Concordia interview tomorrow

Apr 26, 2009 22:37

It's been a helluva week. I finished my thesis, got back to Minneapolis, took a day to not move so I could get over my cold, turned in crucial paperwork so I can graduate, did lots of work in the yard. That all makes me feel good.

So does being wanted by Concordia. It would be a dream job -- small, private, religious liberal arts undergraduate institution with a well-respected music program in a decent city.

I'm really worried about my audition tomorrow. Just the brief rehearsal with the pianist tonight, and I feel like my voice is trashed. I don't have the breath support back after the cold. And with the weight I've been putting on (which makes me feel gross), the reflux is almost constant. Nerves aren't helping right now.

I don't want to lose this job because my voice isn't fully back yet.

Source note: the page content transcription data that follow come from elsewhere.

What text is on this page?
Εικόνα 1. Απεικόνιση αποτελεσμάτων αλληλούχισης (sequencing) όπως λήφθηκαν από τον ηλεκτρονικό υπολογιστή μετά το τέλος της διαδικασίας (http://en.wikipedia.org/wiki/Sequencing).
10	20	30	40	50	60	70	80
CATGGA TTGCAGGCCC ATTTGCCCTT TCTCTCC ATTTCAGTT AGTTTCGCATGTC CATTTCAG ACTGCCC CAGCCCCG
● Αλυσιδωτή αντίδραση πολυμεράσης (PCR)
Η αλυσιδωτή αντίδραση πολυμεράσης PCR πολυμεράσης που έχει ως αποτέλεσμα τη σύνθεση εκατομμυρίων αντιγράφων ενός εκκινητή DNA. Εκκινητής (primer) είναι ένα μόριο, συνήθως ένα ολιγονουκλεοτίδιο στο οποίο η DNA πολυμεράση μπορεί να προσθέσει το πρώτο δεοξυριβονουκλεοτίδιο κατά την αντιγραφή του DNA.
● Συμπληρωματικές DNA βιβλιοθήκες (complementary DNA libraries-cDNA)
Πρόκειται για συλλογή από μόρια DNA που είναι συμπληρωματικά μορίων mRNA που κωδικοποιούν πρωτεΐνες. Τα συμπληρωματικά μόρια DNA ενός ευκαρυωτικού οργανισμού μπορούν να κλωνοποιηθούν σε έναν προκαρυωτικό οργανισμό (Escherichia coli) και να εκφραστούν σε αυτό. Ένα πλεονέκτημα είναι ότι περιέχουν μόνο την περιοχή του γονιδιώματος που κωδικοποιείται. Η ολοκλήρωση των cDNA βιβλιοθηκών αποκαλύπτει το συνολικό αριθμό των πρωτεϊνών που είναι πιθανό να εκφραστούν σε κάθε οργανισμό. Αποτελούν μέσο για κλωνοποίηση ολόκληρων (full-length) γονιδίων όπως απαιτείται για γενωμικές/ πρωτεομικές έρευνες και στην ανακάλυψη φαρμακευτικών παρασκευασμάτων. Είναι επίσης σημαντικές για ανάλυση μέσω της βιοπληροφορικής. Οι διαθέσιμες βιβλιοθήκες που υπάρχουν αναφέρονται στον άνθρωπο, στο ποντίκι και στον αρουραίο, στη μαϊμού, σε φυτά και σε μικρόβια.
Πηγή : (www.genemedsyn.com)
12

I'm worried about coming across as "uptight." It's what I do when I'm in a new situation -- I observe until I know I'm safe, then I'll loosen up. Again, I don't want a misperception to damage my chances.

I'm also worrying about being away for another year. This is closer to home than my last interim gig, but it will still require being "on my own" again. I am worried I'll get all sad again, like I did the last time.

I know a lot of this is situational anxiety, so hopefully by getting it out here, it won't affect my interview/audition tomorrow. Wish me luck.